The basis of the reforms in central European and Baltic countries lies in transformation of a single distributive pay-as-you-go pension system based on the principle of solidarity between generations to a pre-funded capital-based system.

The German finance ministry on Tuesday (17 August) reacted by saying it is "very sceptical" about making a change which could make figures from the relevant countries "more difficult to interpret at the EU level."

"It would also disadvantage governments that have chosen different ways of reforming their pension systems and share the costs of the reform differently," the German communique noted, Bloomberg reports.

The European Commission, for its part, said the same day that it is mulling over its position on the issue.

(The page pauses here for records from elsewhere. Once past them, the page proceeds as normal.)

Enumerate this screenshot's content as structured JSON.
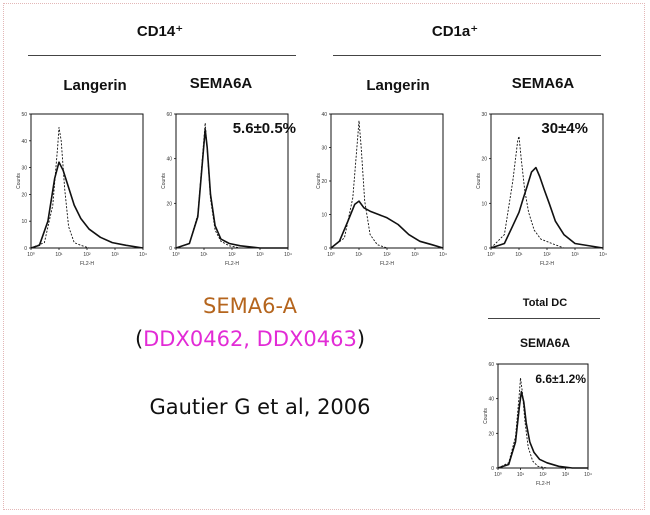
{
  "groups": [
    {
      "label": "CD14⁺"
    },
    {
      "label": "CD1a⁺"
    },
    {
      "label": "Total DC"
    }
  ],
  "annotations": {
    "gene_name": "SEMA6-A",
    "open_paren": "(",
    "ids_text": "DDX0462, DDX0463",
    "close_paren": ")",
    "citation": "Gautier G et al, 2006",
    "colors": {
      "gene_name": "#b5651d",
      "ids": "#e22bd6",
      "text": "#111111"
    }
  },
  "chart_data": [
    {
      "type": "line",
      "group": "CD14⁺",
      "title": "Langerin",
      "stat_label": "",
      "xlabel": "FL2-H",
      "ylabel": "Counts",
      "xscale": "log",
      "xlim": [
        1,
        10000
      ],
      "ylim": [
        0,
        50
      ],
      "yticks": [
        0,
        10,
        20,
        30,
        40,
        50
      ],
      "series": [
        {
          "style": "dashed",
          "x": [
            1,
            3,
            6,
            9,
            10,
            12,
            16,
            22,
            35,
            60,
            120,
            400,
            1500,
            10000
          ],
          "values": [
            0,
            2,
            16,
            38,
            45,
            40,
            22,
            8,
            2,
            1,
            0,
            0,
            0,
            0
          ]
        },
        {
          "style": "solid",
          "x": [
            1,
            2,
            4,
            7,
            10,
            14,
            20,
            35,
            60,
            120,
            300,
            800,
            2500,
            10000
          ],
          "values": [
            0,
            1,
            10,
            26,
            32,
            29,
            24,
            16,
            11,
            7,
            4,
            2,
            1,
            0
          ]
        }
      ]
    },
    {
      "type": "line",
      "group": "CD14⁺",
      "title": "SEMA6A",
      "stat_label": "5.6±0.5%",
      "xlabel": "FL2-H",
      "ylabel": "Counts",
      "xscale": "log",
      "xlim": [
        1,
        10000
      ],
      "ylim": [
        0,
        60
      ],
      "yticks": [
        0,
        20,
        40,
        60
      ],
      "series": [
        {
          "style": "dashed",
          "x": [
            1,
            3,
            6,
            9,
            11,
            13,
            17,
            25,
            40,
            80,
            200,
            1000,
            10000
          ],
          "values": [
            0,
            2,
            15,
            42,
            56,
            44,
            22,
            8,
            3,
            1,
            0,
            0,
            0
          ]
        },
        {
          "style": "solid",
          "x": [
            1,
            3,
            6,
            9,
            11,
            13,
            17,
            25,
            40,
            80,
            200,
            1000,
            10000
          ],
          "values": [
            0,
            2,
            14,
            40,
            53,
            45,
            24,
            10,
            4,
            2,
            1,
            0,
            0
          ]
        }
      ]
    },
    {
      "type": "line",
      "group": "CD1a⁺",
      "title": "Langerin",
      "stat_label": "",
      "xlabel": "FL2-H",
      "ylabel": "Counts",
      "xscale": "log",
      "xlim": [
        1,
        10000
      ],
      "ylim": [
        0,
        40
      ],
      "yticks": [
        0,
        10,
        20,
        30,
        40
      ],
      "series": [
        {
          "style": "dashed",
          "x": [
            1,
            3,
            6,
            9,
            10,
            12,
            16,
            25,
            45,
            100,
            400,
            10000
          ],
          "values": [
            0,
            3,
            15,
            33,
            38,
            30,
            14,
            4,
            1,
            0,
            0,
            0
          ]
        },
        {
          "style": "solid",
          "x": [
            1,
            2,
            4,
            7,
            10,
            15,
            25,
            50,
            100,
            250,
            600,
            1500,
            4000,
            10000
          ],
          "values": [
            0,
            2,
            8,
            13,
            14,
            12,
            11,
            10,
            9,
            7,
            4,
            2,
            1,
            0
          ]
        }
      ]
    },
    {
      "type": "line",
      "group": "CD1a⁺",
      "title": "SEMA6A",
      "stat_label": "30±4%",
      "xlabel": "FL2-H",
      "ylabel": "Counts",
      "xscale": "log",
      "xlim": [
        1,
        10000
      ],
      "ylim": [
        0,
        30
      ],
      "yticks": [
        0,
        10,
        20,
        30
      ],
      "series": [
        {
          "style": "dashed",
          "x": [
            1,
            3,
            6,
            9,
            10,
            12,
            16,
            22,
            35,
            60,
            150,
            400,
            10000
          ],
          "values": [
            0,
            3,
            15,
            24,
            25,
            20,
            13,
            8,
            4,
            2,
            1,
            0,
            0
          ]
        },
        {
          "style": "solid",
          "x": [
            1,
            3,
            6,
            10,
            14,
            20,
            28,
            40,
            55,
            80,
            120,
            200,
            400,
            1000,
            10000
          ],
          "values": [
            0,
            1,
            5,
            8,
            11,
            14,
            17,
            18,
            16,
            13,
            10,
            6,
            3,
            1,
            0
          ]
        }
      ]
    },
    {
      "type": "line",
      "group": "Total DC",
      "title": "SEMA6A",
      "stat_label": "6.6±1.2%",
      "xlabel": "FL2-H",
      "ylabel": "Counts",
      "xscale": "log",
      "xlim": [
        1,
        10000
      ],
      "ylim": [
        0,
        60
      ],
      "yticks": [
        0,
        20,
        40,
        60
      ],
      "series": [
        {
          "style": "dashed",
          "x": [
            1,
            3,
            6,
            9,
            10,
            12,
            16,
            22,
            35,
            60,
            150,
            500,
            10000
          ],
          "values": [
            0,
            3,
            18,
            44,
            52,
            44,
            26,
            12,
            4,
            1,
            0,
            0,
            0
          ]
        },
        {
          "style": "solid",
          "x": [
            1,
            3,
            6,
            9,
            11,
            14,
            18,
            26,
            40,
            70,
            150,
            500,
            2000,
            10000
          ],
          "values": [
            0,
            2,
            15,
            36,
            44,
            38,
            26,
            15,
            9,
            5,
            3,
            1,
            0,
            0
          ]
        }
      ]
    }
  ]
}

"Of course the commission would like the criteria on public debt to be strengthened and to be taken more seriously so it is highly relevant that this matter be raised now," the body's spokesman Amadeu Altafaj told reporters.

The EU executive aims to react to the letter ahead of the next meeting of the taskforce on 6 September.

The taskforce, led by EU Council President Herman Van Rompuy, is looking into new EU fiscal rules designed to prevent a repeat of the recent financial crisis.

Felix Roth, a Brussels-based analyst from the Centre for European Policy Studies think-tank, came down on Germany's side in the debate.

"If you give in to nine member states you just water the Stability and Growth Pact down, which could be a huge problem, as we have seen now during the crisis," he told EUobserver.